Mais parmi les 551 représentants admis à l’intérieur de la salle de conférence, la plupart sont de hauts dignitaires, plutôt âgés, et bien peu d’entre eux partagent les opinions radicales de la jeunesse. "Les plus âgés confondent politique et religion", dit Sonam Dorjee. Nous croisons l’un de ces rares délégués radicaux en la personne d’un jeune moine répondant au nom paradoxal de Vénérable Bagdro. Sourire aux lèvres, il distribue le livre qu’il vient d’écrire à la sortie de la salle de conférence. "La plupart des autres délégués sont modérés.
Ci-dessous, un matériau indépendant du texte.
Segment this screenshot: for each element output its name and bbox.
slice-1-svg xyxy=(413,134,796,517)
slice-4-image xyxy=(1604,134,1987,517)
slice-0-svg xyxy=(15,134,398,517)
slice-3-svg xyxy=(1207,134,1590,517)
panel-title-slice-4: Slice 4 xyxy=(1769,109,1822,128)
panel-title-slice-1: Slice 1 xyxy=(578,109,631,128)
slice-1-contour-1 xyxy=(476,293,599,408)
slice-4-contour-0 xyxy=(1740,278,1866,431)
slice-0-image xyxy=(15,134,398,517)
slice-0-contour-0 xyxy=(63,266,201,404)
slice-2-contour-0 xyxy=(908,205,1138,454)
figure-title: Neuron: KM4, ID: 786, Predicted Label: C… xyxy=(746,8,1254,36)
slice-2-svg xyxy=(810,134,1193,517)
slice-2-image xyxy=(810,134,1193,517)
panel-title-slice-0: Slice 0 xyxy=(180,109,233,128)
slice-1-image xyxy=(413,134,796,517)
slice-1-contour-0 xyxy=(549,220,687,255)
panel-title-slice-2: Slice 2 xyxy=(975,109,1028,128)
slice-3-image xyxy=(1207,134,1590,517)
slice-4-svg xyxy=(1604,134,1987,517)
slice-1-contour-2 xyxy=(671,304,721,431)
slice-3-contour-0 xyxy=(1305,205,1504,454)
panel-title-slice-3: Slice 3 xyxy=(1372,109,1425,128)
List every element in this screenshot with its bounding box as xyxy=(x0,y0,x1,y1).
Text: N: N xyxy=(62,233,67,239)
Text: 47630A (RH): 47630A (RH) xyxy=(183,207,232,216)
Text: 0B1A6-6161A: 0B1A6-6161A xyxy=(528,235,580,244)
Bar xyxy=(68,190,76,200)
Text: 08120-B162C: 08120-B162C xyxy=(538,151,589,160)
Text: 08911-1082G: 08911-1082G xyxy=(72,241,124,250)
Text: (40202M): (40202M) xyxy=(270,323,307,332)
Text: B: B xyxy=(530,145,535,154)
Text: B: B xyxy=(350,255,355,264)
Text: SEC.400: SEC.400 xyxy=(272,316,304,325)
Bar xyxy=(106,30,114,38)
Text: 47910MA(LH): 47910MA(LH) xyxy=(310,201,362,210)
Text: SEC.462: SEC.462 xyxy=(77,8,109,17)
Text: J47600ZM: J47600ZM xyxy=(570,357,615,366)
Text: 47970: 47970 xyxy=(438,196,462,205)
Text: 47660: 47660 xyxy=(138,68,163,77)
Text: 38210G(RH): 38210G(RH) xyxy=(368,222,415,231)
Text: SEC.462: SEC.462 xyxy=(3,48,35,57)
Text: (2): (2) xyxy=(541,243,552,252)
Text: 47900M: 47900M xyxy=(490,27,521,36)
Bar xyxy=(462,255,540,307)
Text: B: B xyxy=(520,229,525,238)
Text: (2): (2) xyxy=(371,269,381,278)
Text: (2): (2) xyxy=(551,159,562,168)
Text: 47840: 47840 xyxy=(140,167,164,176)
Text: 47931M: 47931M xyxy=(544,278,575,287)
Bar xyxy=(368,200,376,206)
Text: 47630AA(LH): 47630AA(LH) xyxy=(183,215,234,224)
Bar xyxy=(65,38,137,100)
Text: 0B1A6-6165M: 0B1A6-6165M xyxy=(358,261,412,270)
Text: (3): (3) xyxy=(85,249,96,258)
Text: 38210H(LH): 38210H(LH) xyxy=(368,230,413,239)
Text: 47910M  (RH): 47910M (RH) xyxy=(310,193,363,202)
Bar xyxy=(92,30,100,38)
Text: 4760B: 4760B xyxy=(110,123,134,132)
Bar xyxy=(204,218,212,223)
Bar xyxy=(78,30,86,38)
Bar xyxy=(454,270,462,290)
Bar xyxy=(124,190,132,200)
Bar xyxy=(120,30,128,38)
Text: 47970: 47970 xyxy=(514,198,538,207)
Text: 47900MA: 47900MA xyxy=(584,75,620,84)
Ils prônent une simple autonomie culturelle. Mais la jeune génération réclame de plus en plus fortement l’indépendance totale, et je fais valoir ce point de vue dans la conférence."

Vénérable Bagdro distribuant le livre dans lequel il raconte sa détention.

Vénérable Bagdro est jeune, il approche la quarantaine, peut-être, on n’ose pas demander son âge exact à un vénérable. Mais il a déjà vécu le pire. De 1988 à 1991, il a été emprisonné et torturé par les Chinois. Il parviendra finalement à rejoindre la France, où il passera un an à l’hôpital, sous la protection attentive de Danielle Mitterrand. "Je défends l’idée de porter plainte auprès des tribunaux internationaux pour chaque injustice commise contre les Tibétains. D’ailleurs, c’est ce que j’ai déjà fait à titre personnel. En juin, j’ai porté plainte auprès d’un tribunal espagnol contre Hu Jintao, pour les tortures que j’ai subies. C’est ça que je raconte dans mon livre." Et Vénérable Bagdro nous quitte sur ces mots, avec un grand sourire, pour rejoindre la salle de conférence, conscient d’être porteur, en ce jour historique, des rêves de Wangdui, Khenrab, Sonam et les autres.